When you hear someone say they like “holding” a paper in their hands what they really mean is that reading online sucks. It doesn’t have to be that way. The most popular news sites on the Web look horrible and do little to promote actual reading. It amazes me that when pundits talk about the fact that people skim instead of read online that they assume that that can’t change; that it’s a function of being online, when the fact is that the more closed in experience of reading an app or using Instapaper or Readability demonstrate that there can be a better experience – and that’s not even taking into account the difference between reading these articles on a consumption oriented device, such as an iPad and other innovations we’ve yet to see.

What apps and pay walls do for publishers is segment an audience who want a dedicated, high quality reading experience. Readers who pay three or four hundred dollars a year to subscribe to the print edition of the New York Times are probably not subscribing to a lot of other papers, despite the fact that there have always been hundreds to choose from. We’ve grown accustomed to thinking about content but don’t underestimate the value of convenience and experience. Even if the subscription base has eroded for these companies, there are still millions of dollars of subscriptions out there that need to go somewhere. I’m not saying that revenue/pay issues will be easy to solve or work themselves out in a year, but I do believe that as print disappears the economics will change, the dollars will shift and it’s not safe to say content wants to be free.

That brings us to the Web. As long as Web publishers don’t address the lower quality experience readers get today, their readers will not be loyal (yes, there will be exceptions, particularly the more blog-like publications).

This change needs to come from Editorial and Design. Design can learn from the greater experience, though still in its infancy, of iPad apps and think beyond what’s here and now. For example there are a handful of designers who are publicly musing how to design articles on the Web on a per-article basis, fitting the design to the subject of the article. It’s shouldn’t be inconceivable that we turn those ideas into a reality.

Editorial can learn by treating copy as though it will be on the shelf forever, which it will, and differentiating between blog posts and articles. A recent CJR study showed that magazine publishers do less copy editing on the web and I suspect that there is a technological gap to blame as well as a lack of importance assigned to Web copy. We’ve yet to develop processes for online publishing that work because editorial is forced to be far more technical than in the past.

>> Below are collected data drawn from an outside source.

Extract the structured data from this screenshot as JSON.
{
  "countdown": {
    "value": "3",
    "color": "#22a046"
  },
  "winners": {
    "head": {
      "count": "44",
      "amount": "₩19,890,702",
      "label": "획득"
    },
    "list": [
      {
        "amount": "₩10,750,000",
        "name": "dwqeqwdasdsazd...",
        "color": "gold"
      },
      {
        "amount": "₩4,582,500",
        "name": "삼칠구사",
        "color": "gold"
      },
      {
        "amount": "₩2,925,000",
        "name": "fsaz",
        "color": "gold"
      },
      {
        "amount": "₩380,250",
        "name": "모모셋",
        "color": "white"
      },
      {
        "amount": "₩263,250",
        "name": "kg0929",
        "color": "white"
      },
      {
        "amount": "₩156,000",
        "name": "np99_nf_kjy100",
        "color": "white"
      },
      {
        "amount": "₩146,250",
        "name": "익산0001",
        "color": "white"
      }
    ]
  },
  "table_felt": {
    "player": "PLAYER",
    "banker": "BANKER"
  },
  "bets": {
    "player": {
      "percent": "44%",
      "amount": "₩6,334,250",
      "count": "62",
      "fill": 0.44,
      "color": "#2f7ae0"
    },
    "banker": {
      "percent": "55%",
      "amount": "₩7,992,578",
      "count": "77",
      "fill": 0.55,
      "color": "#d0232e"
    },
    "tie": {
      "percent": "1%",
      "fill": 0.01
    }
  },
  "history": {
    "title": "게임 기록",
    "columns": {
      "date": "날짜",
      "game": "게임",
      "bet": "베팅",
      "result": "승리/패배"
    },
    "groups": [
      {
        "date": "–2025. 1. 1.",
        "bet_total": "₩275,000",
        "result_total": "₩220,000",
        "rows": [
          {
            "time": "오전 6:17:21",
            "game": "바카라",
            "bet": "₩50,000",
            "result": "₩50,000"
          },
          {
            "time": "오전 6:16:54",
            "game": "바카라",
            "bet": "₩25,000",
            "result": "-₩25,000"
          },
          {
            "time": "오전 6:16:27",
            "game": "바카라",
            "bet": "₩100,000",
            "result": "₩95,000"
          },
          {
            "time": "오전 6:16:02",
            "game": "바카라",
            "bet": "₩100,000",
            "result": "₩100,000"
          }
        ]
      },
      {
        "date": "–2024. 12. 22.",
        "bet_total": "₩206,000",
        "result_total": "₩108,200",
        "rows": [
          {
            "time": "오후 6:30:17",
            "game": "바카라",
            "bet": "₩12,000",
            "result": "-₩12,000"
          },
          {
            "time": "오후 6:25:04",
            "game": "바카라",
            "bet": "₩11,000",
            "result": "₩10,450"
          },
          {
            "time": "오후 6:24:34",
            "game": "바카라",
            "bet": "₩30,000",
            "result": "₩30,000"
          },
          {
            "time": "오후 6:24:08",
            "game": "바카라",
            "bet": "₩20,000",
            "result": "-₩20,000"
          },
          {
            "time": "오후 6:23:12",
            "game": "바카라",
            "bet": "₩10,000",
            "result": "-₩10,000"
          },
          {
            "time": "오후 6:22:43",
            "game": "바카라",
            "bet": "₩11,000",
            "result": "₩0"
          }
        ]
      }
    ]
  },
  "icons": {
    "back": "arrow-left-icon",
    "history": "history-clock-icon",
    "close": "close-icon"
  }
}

As print disappears the window of opportunity for born digital publishers will narrow. They’ve been able to find their audience to date – and to be sure, there will always be some segment that will read these creations – but the death of Newsweek isn’t a time for celebration, it’s a time to realize that the shift from print to Web is really happening and competition for eyeballs will become even more intense and we need to think hard about not merely replicating the print experience online, but improving it so that there is nothing lost when the shift ultimately happens.